What we've been suggesting to our clients is that they need to go beyond relying solely on their sales reps, and look at what we call "the total customer experience." Companies need to look at what the total customer experience is. This might include everything from CME to patient assistance programs to help with reimbursement—all the areas that are most important to an oncologist's experience with a pharma company.

So the answer is a more holistic approach, rather than just focusing on the sales call.

That's correct. There are many services and activities being brought to the oncologist by pharmaceutical and biopharmaceutical companies—well beyond the sales force. In oncology, a physician's image of a [pharma] company ends up being important not just because they may or may not prescribe a product; they may also be willing to participate in other areas of the company's needs. For example, serving as a clinical investigator in a clinical trial. That's one of the key issues right now in oncology: There are simply not enough physicians and not enough patients for all the clinical trials. A company that provides a good experience in clinical trials is more likely to attract more physicians. If you deliver a good experience with CME, you're more likely to have physicians want to participate. If a physician has a strong image of and experience with your company, they're more likely to visit your company's booth at major medical meetings.

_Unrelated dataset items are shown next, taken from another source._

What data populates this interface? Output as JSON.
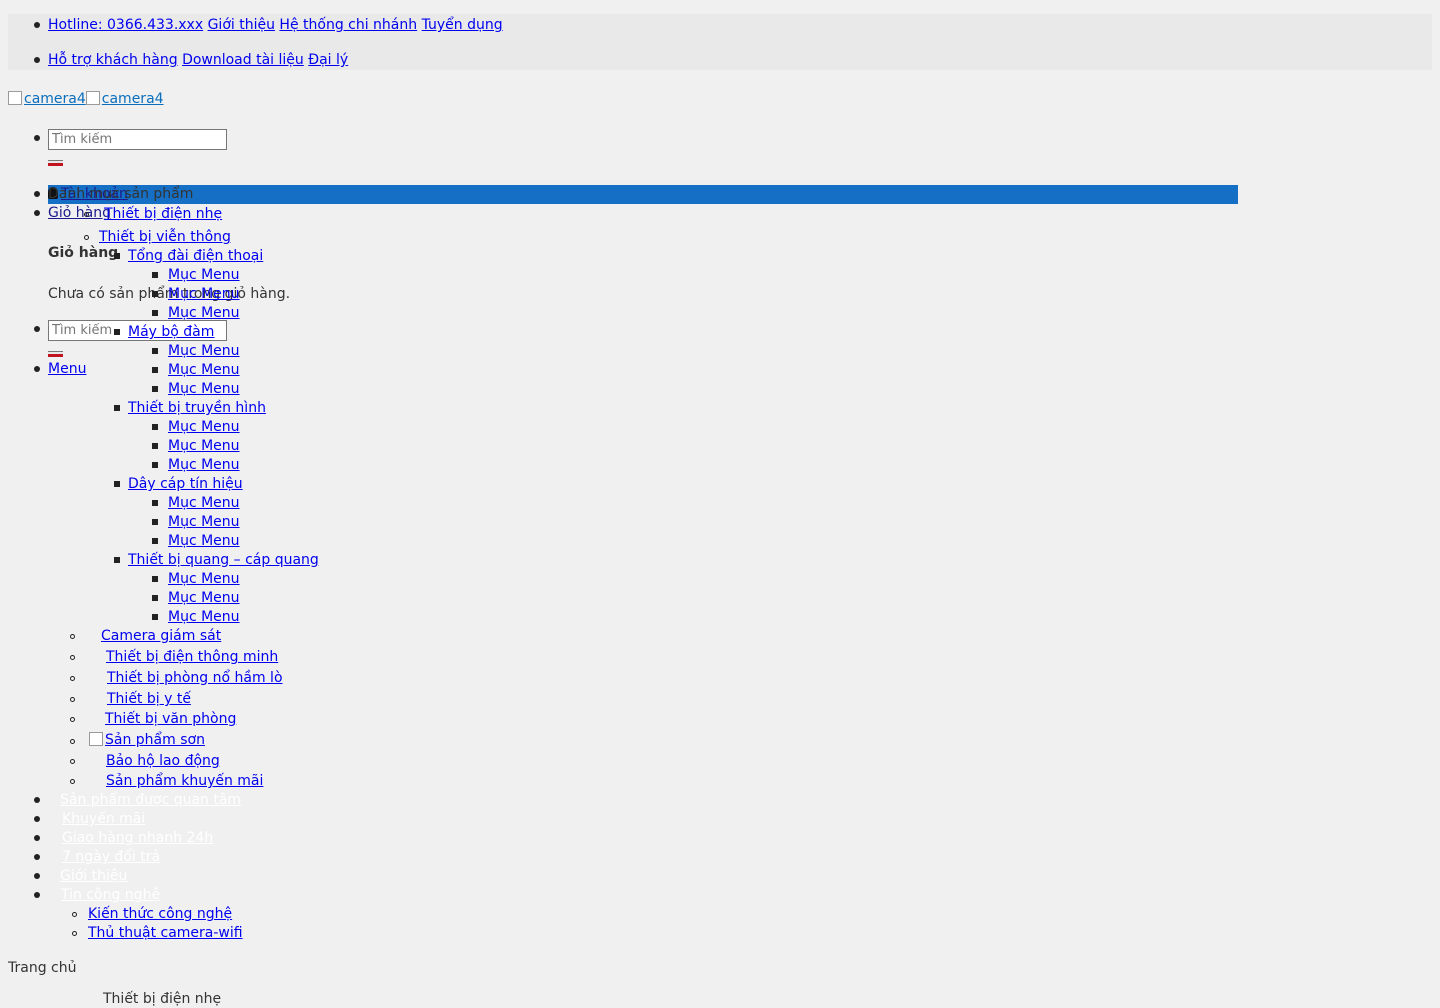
{
  "topbar": {
    "hotline": "Hotline: 0366.433.xxx",
    "links_row1": [
      "Giới thiệu",
      "Hệ thống chi nhánh",
      "Tuyển dụng"
    ],
    "links_row2": [
      "Hỗ trợ khách hàng",
      "Download tài liệu",
      "Đại lý"
    ]
  },
  "logo": {
    "alt_1": "camera4",
    "alt_2": "camera4"
  },
  "search": {
    "placeholder": "Tìm kiếm"
  },
  "account": {
    "label": "Tài khoản",
    "cart_link": "Giỏ hàng"
  },
  "cart": {
    "title": "Giỏ hàng",
    "empty_message": "Chưa có sản phẩm trong giỏ hàng."
  },
  "mobile_search": {
    "placeholder": "Tìm kiếm"
  },
  "menu_toggle": "Menu",
  "categories": {
    "heading": "Danh mục sản phẩm",
    "items": {
      "dien_nhe": "Thiết bị điện nhẹ",
      "vien_thong": "Thiết bị viễn thông",
      "tong_dai": "Tổng đài điện thoại",
      "may_bo_dam": "Máy bộ đàm",
      "truyen_hinh": "Thiết bị truyền hình",
      "day_cap": "Dây cáp tín hiệu",
      "quang": "Thiết bị quang – cáp quang",
      "camera": "Camera giám sát",
      "thong_minh": "Thiết bị điện thông minh",
      "phong_no": "Thiết bị phòng nổ hầm lò",
      "y_te": "Thiết bị y tế",
      "van_phong": "Thiết bị văn phòng",
      "son": "Sản phẩm sơn",
      "bao_ho": "Bảo hộ lao động",
      "khuyen_mai_sp": "Sản phẩm khuyến mãi"
    },
    "submenu_item": "Mục Menu"
  },
  "main_nav": {
    "items": [
      "Sản phẩm được quan tâm",
      "Khuyến mãi",
      "Giao hàng nhanh 24h",
      "7 ngày đổi trả",
      "Giới thiệu",
      "Tin công nghệ"
    ],
    "sub": [
      "Kiến thức công nghệ",
      "Thủ thuật camera-wifi"
    ]
  },
  "breadcrumb": {
    "home": "Trang chủ",
    "current": "Thiết bị điện nhẹ"
  }
}
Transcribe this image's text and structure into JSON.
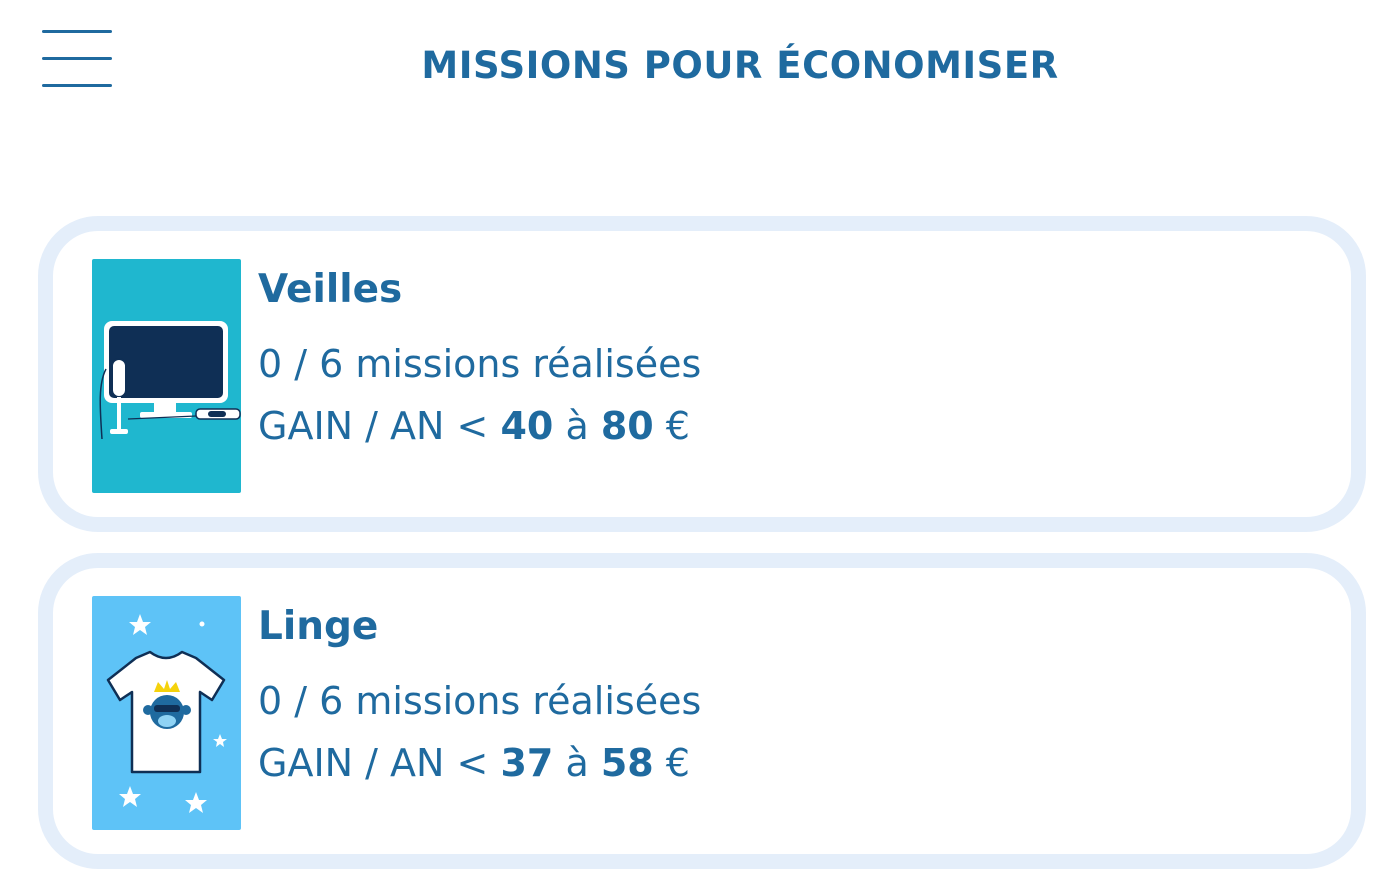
{
  "header": {
    "title": "MISSIONS POUR ÉCONOMISER",
    "menu_icon": "hamburger-menu-icon"
  },
  "colors": {
    "primary_text": "#1f6a9f",
    "card_border": "#e4eefa",
    "veilles_thumb_bg": "#1fb7cf",
    "linge_thumb_bg": "#5ec3f7"
  },
  "missions": [
    {
      "title": "Veilles",
      "progress": "0 / 6 missions réalisées",
      "gain_prefix": "GAIN / AN < ",
      "gain_min": "40",
      "gain_sep": " à ",
      "gain_max": "80",
      "gain_suffix": " €",
      "icon": "tv-standby-icon"
    },
    {
      "title": "Linge",
      "progress": "0 / 6 missions réalisées",
      "gain_prefix": "GAIN / AN < ",
      "gain_min": "37",
      "gain_sep": " à ",
      "gain_max": "58",
      "gain_suffix": " €",
      "icon": "tshirt-icon"
    }
  ]
}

So that's one area that I think companies need to be looking at—that total customer experience, rather than simply that sales rep call. The second area that is becoming very important is healthcare reform. More patients are finding it difficult to pay for drugs or cover the cost of out-of-pocket expenditures, and many pharmaceutical and biopharmaceutical companies are turning to patient assistance programs to help physicians provide their product to patients. In oncology, it's very important, because the cost of treating cancer has risen tremendously, and so almost every oncology pharma has a strong patient assistance program. This year, MSI has created a division called Access to Care, and one of the topics we've been studying is these patient assistance programs, because it's a very important part of the customer experience to oncologists.

Peter Carlin is the senior vice president of Market Strategies International's Healthcare division, and brings more than 25 years of experience within healthcare and life sciences to the company. He specializes in oncology, nephrology, and hematology strategic market research and consulting, and has held senior level positions with companies including Novartis, Ciba and Pfizer.